BAMUM Représentation figurative d'un chef
Cette figure est sculptée dans un matériau clair et brillant qui rappelle l'os vieilli ou l'ivoire. Elle représente un chef assis qui se penche en arrière et pose délibérément ses mains sur son ventre proéminent. Il porte une casquette traditionnelle en prestige de Grassfields avec des motifs géométriques en treillis, et les traits de son visage sont profondément creusés, ce qui lui donne une expression solennelle et autoritaire.
1. Style esthétique et iconographie Grassfields
Cette figure est un exemple du style de portrait très structuré des grassfields camerounais, qui met l'accent sur la tête et l'abdomen, centres absolus de l'énergie vitale et du pouvoir social. La sculpture compliquée en treillis sur la coiffe est une reproduction parfaite des bonnets de prestige (souvent tissés en toile d'araignée ou en coton teinté) qui étaient exclusivement réservés au Fon (roi) et aux porteurs de titres de haut rang. La posture penchée en arrière et le ventre gonflé du personnage sont des tropes visuels classiques des Grassfields, symbolisant la richesse, la satiété et le lourd fardeau de la direction des ancêtres, réalisés ici en miniature avec une précision remarquable.
2 Fonction rituelle et avant tout commémorative
Bien qu'il s'agisse dans l'ensemble d'une représentation figurative, la pointe évidée de la coiffe suggère fortement que cet objet servait de tête de pipe prestigieuse ou de terminaison à un bâton de dignitaire. Dans le royaume bamum, fumer était une activité de cour fortement ritualisée, et les Fon distribuaient des pipes élaborées pour renforcer les alliances politiques. Lorsque l'objet était utilisé comme tête de pipe, il constituait un élément profondément personnel des insignes de la cour, imprégné du souffle et de l'essence spirituelle du chef, et était probablement mis à la retraite ou conservé rituellement après sa mort.

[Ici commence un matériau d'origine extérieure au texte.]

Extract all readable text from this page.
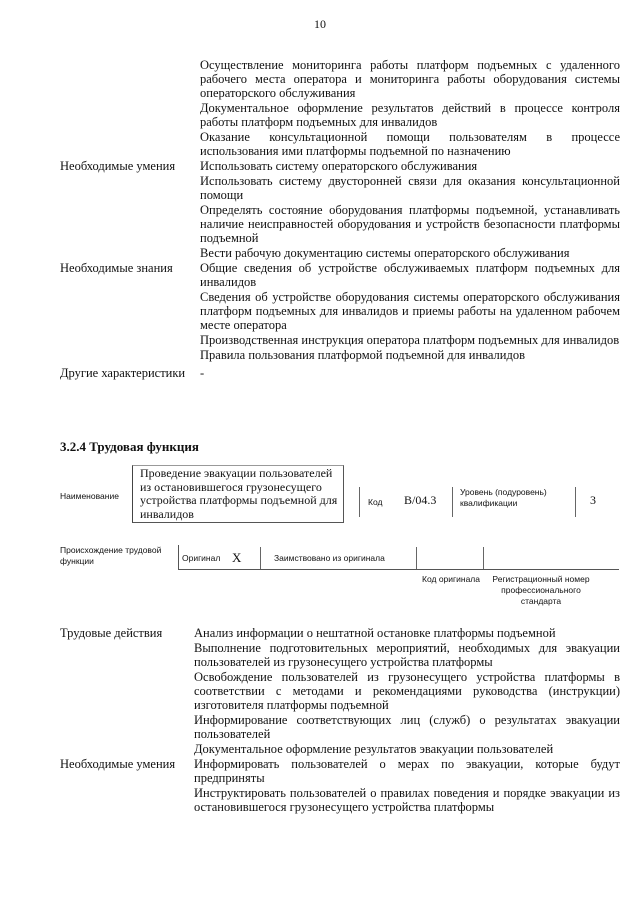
10
Осуществление мониторинга работы платформ подъемных с удаленного рабочего места оператора и мониторинга работы оборудования системы операторского обслуживания
Документальное оформление результатов действий в процессе контроля работы платформ подъемных для инвалидов
Оказание консультационной помощи пользователям в процессе использования ими платформы подъемной по назначению
Необходимые умения	Использовать систему операторского обслуживания
Использовать систему двусторонней связи для оказания консультационной помощи
Определять состояние оборудования платформы подъемной, устанавливать наличие неисправностей оборудования и устройств безопасности платформы подъемной
Вести рабочую документацию системы операторского обслуживания
Необходимые знания	Общие сведения об устройстве обслуживаемых платформ подъемных для инвалидов
Сведения об устройстве оборудования системы операторского обслуживания платформ подъемных для инвалидов и приемы работы на удаленном рабочем месте оператора
Производственная инструкция оператора платформ подъемных для инвалидов
Правила пользования платформой подъемной для инвалидов
Другие характеристики	-
3.2.4 Трудовая функция
Наименование
Проведение эвакуации пользователей из остановившегося грузонесущего устройства платформы подъемной для инвалидов
Код B/04.3
Уровень (подуровень) квалификации	3
Происхождение трудовой функции	Оригинал X	Заимствовано из оригинала
Код оригинала	Регистрационный номер профессионального стандарта
Трудовые действия	Анализ информации о нештатной остановке платформы подъемной
Выполнение подготовительных мероприятий, необходимых для эвакуации пользователей из грузонесущего устройства платформы
Освобождение пользователей из грузонесущего устройства платформы в соответствии с методами и рекомендациями руководства (инструкции) изготовителя платформы подъемной
Информирование соответствующих лиц (служб) о результатах эвакуации пользователей
Документальное оформление результатов эвакуации пользователей
Необходимые умения	Информировать пользователей о мерах по эвакуации, которые будут предприняты
Инструктировать пользователей о правилах поведения и порядке эвакуации из остановившегося грузонесущего устройства платформы
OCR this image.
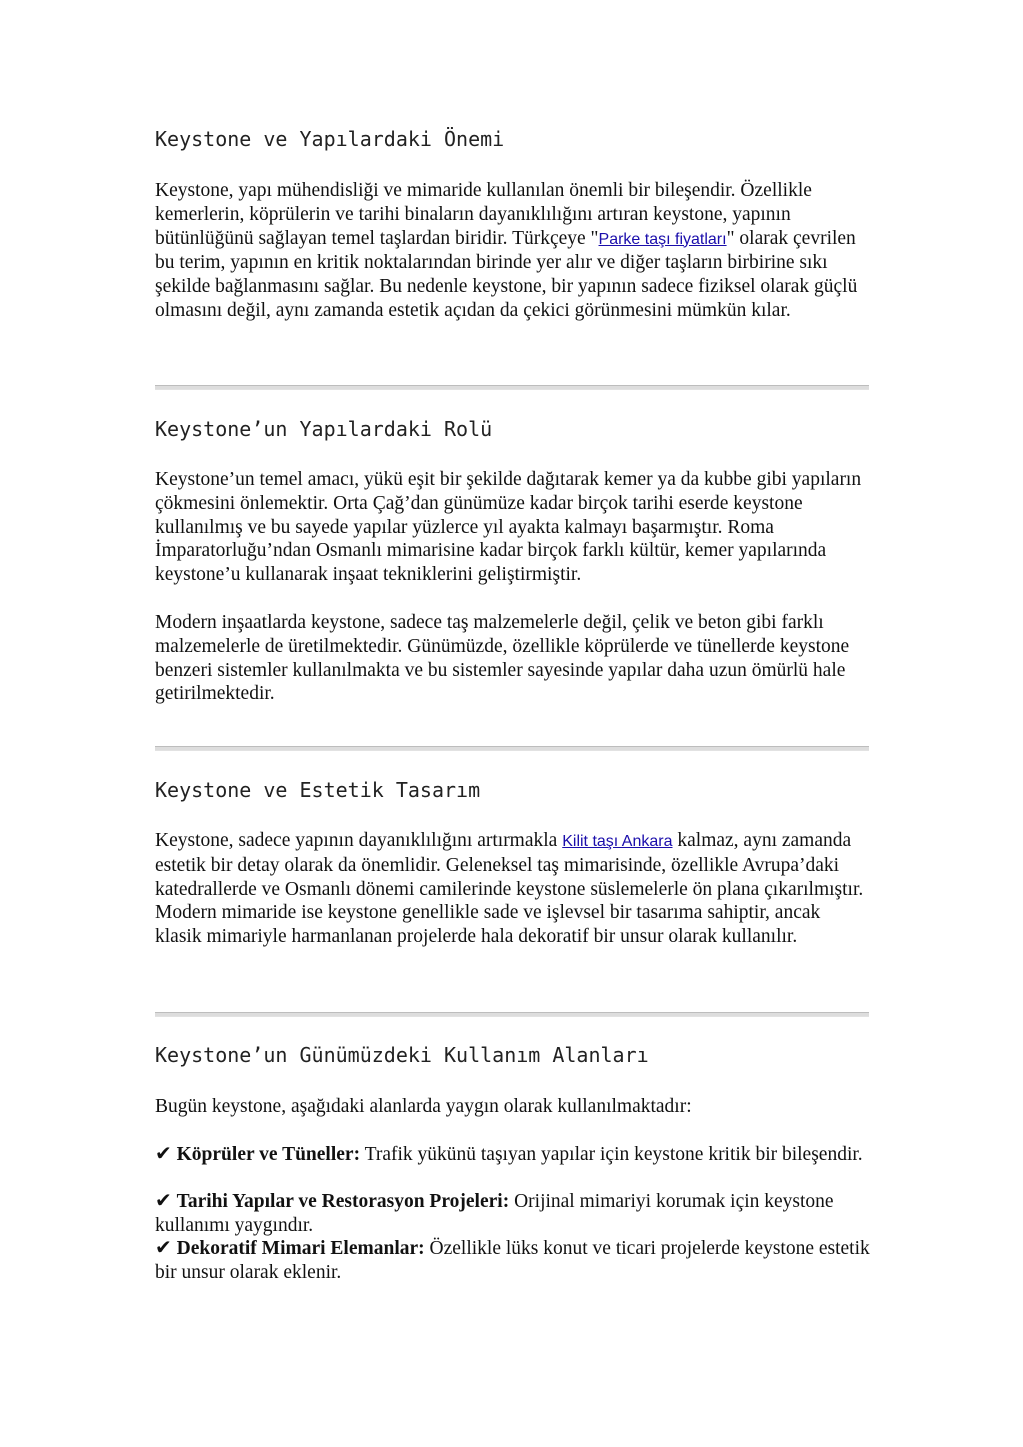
Keystone ve Yapılardaki Önemi

Keystone, yapı mühendisliği ve mimaride kullanılan önemli bir bileşendir. Özellikle kemerlerin, köprülerin ve tarihi binaların dayanıklılığını artıran keystone, yapının bütünlüğünü sağlayan temel taşlardan biridir. Türkçeye "Parke taşı fiyatları" olarak çevrilen bu terim, yapının en kritik noktalarından birinde yer alır ve diğer taşların birbirine sıkı şekilde bağlanmasını sağlar. Bu nedenle keystone, bir yapının sadece fiziksel olarak güçlü olmasını değil, aynı zamanda estetik açıdan da çekici görünmesini mümkün kılar.

Keystone’un Yapılardaki Rolü

Keystone’un temel amacı, yükü eşit bir şekilde dağıtarak kemer ya da kubbe gibi yapıların çökmesini önlemektir. Orta Çağ’dan günümüze kadar birçok tarihi eserde keystone kullanılmış ve bu sayede yapılar yüzlerce yıl ayakta kalmayı başarmıştır. Roma İmparatorluğu’ndan Osmanlı mimarisine kadar birçok farklı kültür, kemer yapılarında keystone’u kullanarak inşaat tekniklerini geliştirmiştir.

Modern inşaatlarda keystone, sadece taş malzemelerle değil, çelik ve beton gibi farklı malzemelerle de üretilmektedir. Günümüzde, özellikle köprülerde ve tünellerde keystone benzeri sistemler kullanılmakta ve bu sistemler sayesinde yapılar daha uzun ömürlü hale getirilmektedir.

Keystone ve Estetik Tasarım

Keystone, sadece yapının dayanıklılığını artırmakla Kilit taşı Ankara kalmaz, aynı zamanda estetik bir detay olarak da önemlidir. Geleneksel taş mimarisinde, özellikle Avrupa’daki katedrallerde ve Osmanlı dönemi camilerinde keystone süslemelerle ön plana çıkarılmıştır. Modern mimaride ise keystone genellikle sade ve işlevsel bir tasarıma sahiptir, ancak klasik mimariyle harmanlanan projelerde hala dekoratif bir unsur olarak kullanılır.

Keystone’un Günümüzdeki Kullanım Alanları

Bugün keystone, aşağıdaki alanlarda yaygın olarak kullanılmaktadır:

✔ Köprüler ve Tüneller: Trafik yükünü taşıyan yapılar için keystone kritik bir bileşendir.

✔ Tarihi Yapılar ve Restorasyon Projeleri: Orijinal mimariyi korumak için keystone kullanımı yaygındır.

✔ Dekoratif Mimari Elemanlar: Özellikle lüks konut ve ticari projelerde keystone estetik bir unsur olarak eklenir.
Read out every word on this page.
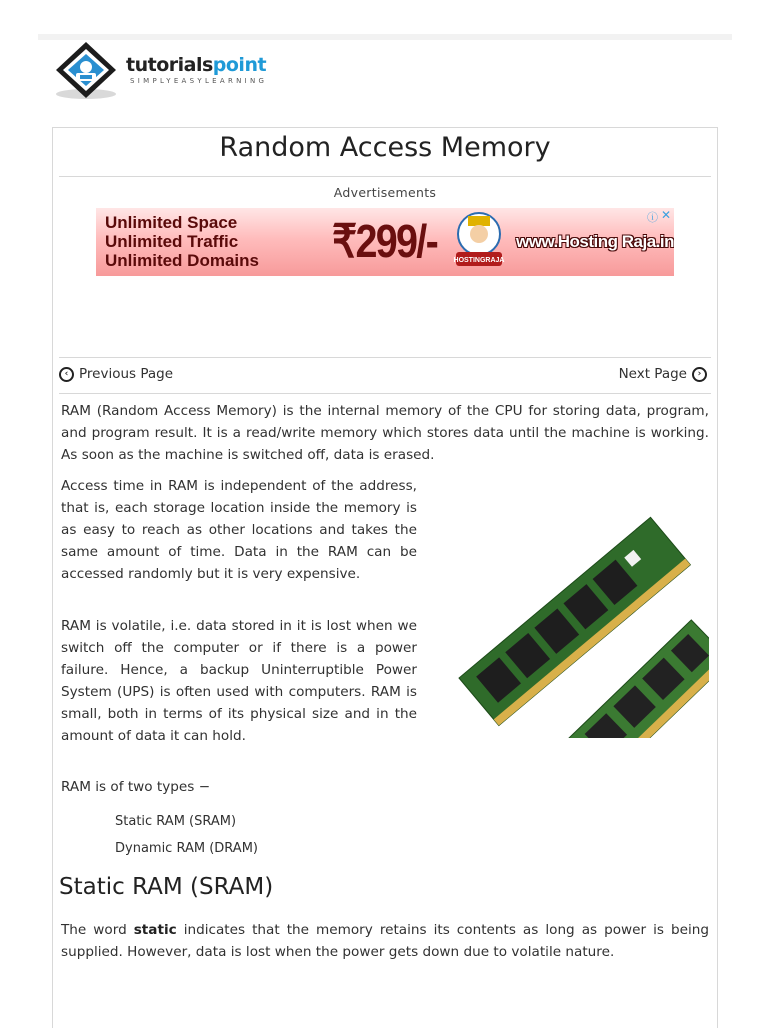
tutorialspoint
SIMPLYEASYLEARNING
Random Access Memory
Advertisements
Unlimited Space
Unlimited Traffic
Unlimited Domains ₹299/- HOSTINGRAJA
www.Hosting Raja.in
ⓘ ✕
‹ Previous Page	Next Page	›

RAM (Random Access Memory) is the internal memory of the CPU for storing data, program, and program result. It is a read/write memory which stores data until the machine is working. As soon as the machine is switched off, data is erased.

Access time in RAM is independent of the address, that is, each storage location inside the memory is as easy to reach as other locations and takes the same amount of time. Data in the RAM can be accessed randomly but it is very expensive.

RAM is volatile, i.e. data stored in it is lost when we switch off the computer or if there is a power failure. Hence, a backup Uninterruptible Power System (UPS) is often used with computers. RAM is small, both in terms of its physical size and in the amount of data it can hold.

RAM is of two types −

Static RAM (SRAM)
Dynamic RAM (DRAM)
Static RAM (SRAM)

The word static indicates that the memory retains its contents as long as power is being supplied. However, data is lost when the power gets down due to volatile nature.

3. patine, altération des matériaux et preuve d'âge
La surface présente une patine profondément saturée, de couleur miel, qui indique un traitement extensif, des huiles naturelles de peau et une exposition prolongée aux influences environnementales. Le réseau complexe de microfissures qui s'étend verticalement le long du torse indique l'assèchement naturel d'un matériau organique - très probablement de l'ivoire d'éléphant ou des os d'un grand mammifère - sur plusieurs générations. Les bords usés des traits du visage sont une autre preuve de son grand âge et indiquent que la pièce a été activement utilisée à la fin du 19e ou au début du 20e siècle, et non pas produite pour le commerce colonial.
Résumé
Il s'agit d'un chef-d'œuvre de niveau muséal, car il comprime magistralement l'iconographie royale de Grassfields dans un objet petit et maniable. L'exquise patine dorée et la précision d'exécution de la coiffe de prestige en font un exemple incontournable de l'art courtois du Bamum.